En su brillante debut, Custodia compartida (2017), Xavier Legrand demostraba su habilidad para adentrarse en arenas movedizas y salir ileso al convertir una sospecha de malos tratos dentro del ámbito doméstico en un thriller con tintes de terror, llevando los acontecimientos al límite pero sin sacrificar verosimilitud. Para esclarecer la incógnita planteada desde su primera escena, desplegaba en aquel caso un juego de grises en el que invitaba al espectador a recalibrar su empatía hacia los personajes hasta acabar aceptando la única verdad posible. Con El sucesor (2023), estrenada ahora y presentada en la pasada edición del Festival de San Sebastián, cuya proyección provocó opiniones muy dispares, el director francés reincide en el género y de nuevo pone el foco en la parte más oscura de los vínculos familiares, si bien añade en este caso un extra de truculencia a la historia. A modo de declaración de intenciones, en la larga secuencia inicial se muestra un desfile de moda sobre una pasarela que sigue un trazado en espiral, una figura geométrica que actúa como metáfora de la neurosis del protagonista y que, para mayor subrayado, ilustra también el póster de la película. Si en Custodia compartida Legrand desarrollaba los acontecimientos a través de un tenso in crescendo que desembocaba en un estallido final, en El sucesor la historia se divide en dos partes, siendo la primera más pausada y orientada esencialmente hacia la presentación del personaje principal, Ellias Barnès (Marc-André Grondin), recién nombrado como nuevo director artístico de una importante firma de moda parisina. En el momento de mayor proyección de su carrera la noticia del fallecimiento de su padre, con el que no mantiene relación desde hace años, hará que deba trasladarse desde París a Montreal, donde éste residía, para ordenar toda la burocracia en relación a la herencia y el funeral. La segunda parte del film está marcada por un terrible hallazgo que actuará como el detonante de un cambio de registro. A partir de aquí Legrand pisa el acelerador, los acontecimientos se precipitan y la historia deriva hacia un thriller terrorífico sobre secretos familiares.

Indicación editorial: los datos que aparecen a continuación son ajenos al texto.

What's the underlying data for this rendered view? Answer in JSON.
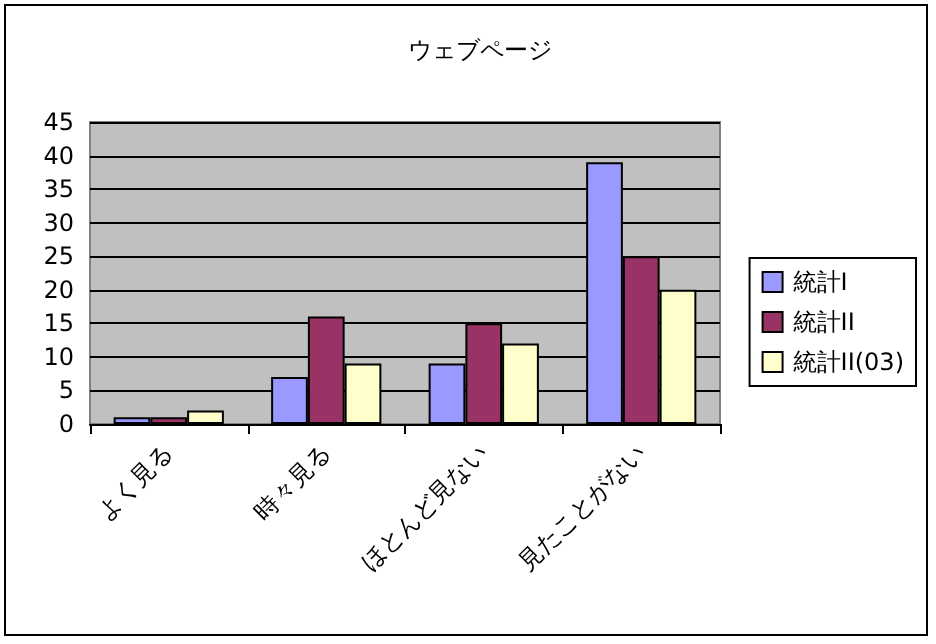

Basada en la novela L’ ascendant, de Alexandre Postel, el director francés opta por introducir un cambio con respecto a la profesión del personaje principal que resulta ser un vendedor de telefonía móvil en la obra literaria. El hecho de que Legrand escoja a un icono de la alta costura no es algo trivial dado que éste es un sector tradicionalmente asociado con la frivolidad y el exceso, donde no es inusual que ocurran escándalos que puedan salpicar a alguno de sus integrantes. Sin ese contexto, el del temor a tomar una decisión equivocada que pudiera arruinar toda su carrera, sería difícil explicar el comportamiento tan contraintuitivo y torpe del protagonista cuando tiene lugar una sorprendente concatenación de hechos donde debe actuar con premura. El devenir de los mismos y la manera cobarde y violenta con la que el protagonista los enfrenta, provocarán que acabe reconociendo en él mismo la huella de la herencia paterna, algo de lo que había creído escapar durante gran parte de su vida.
Grondin despliega una interpretación muy física donde expresa a través de su cuerpo los distintos estados mentales por los que transita a tenor de las circunstancias externas, siendo este abanico de emociones, junto a los inesperados giros de guion, las grandes bazas de la película. El film hace equilibrios por no caer en una comicidad excesiva ante el viraje alocado que toman los acontecimientos en su segunda parte, lo que hace pensar en una versión de Legrand mucho más desacomplejada y juguetona, en el buen sentido, en comparación con la precisión quirúrgica de su primer trabajo.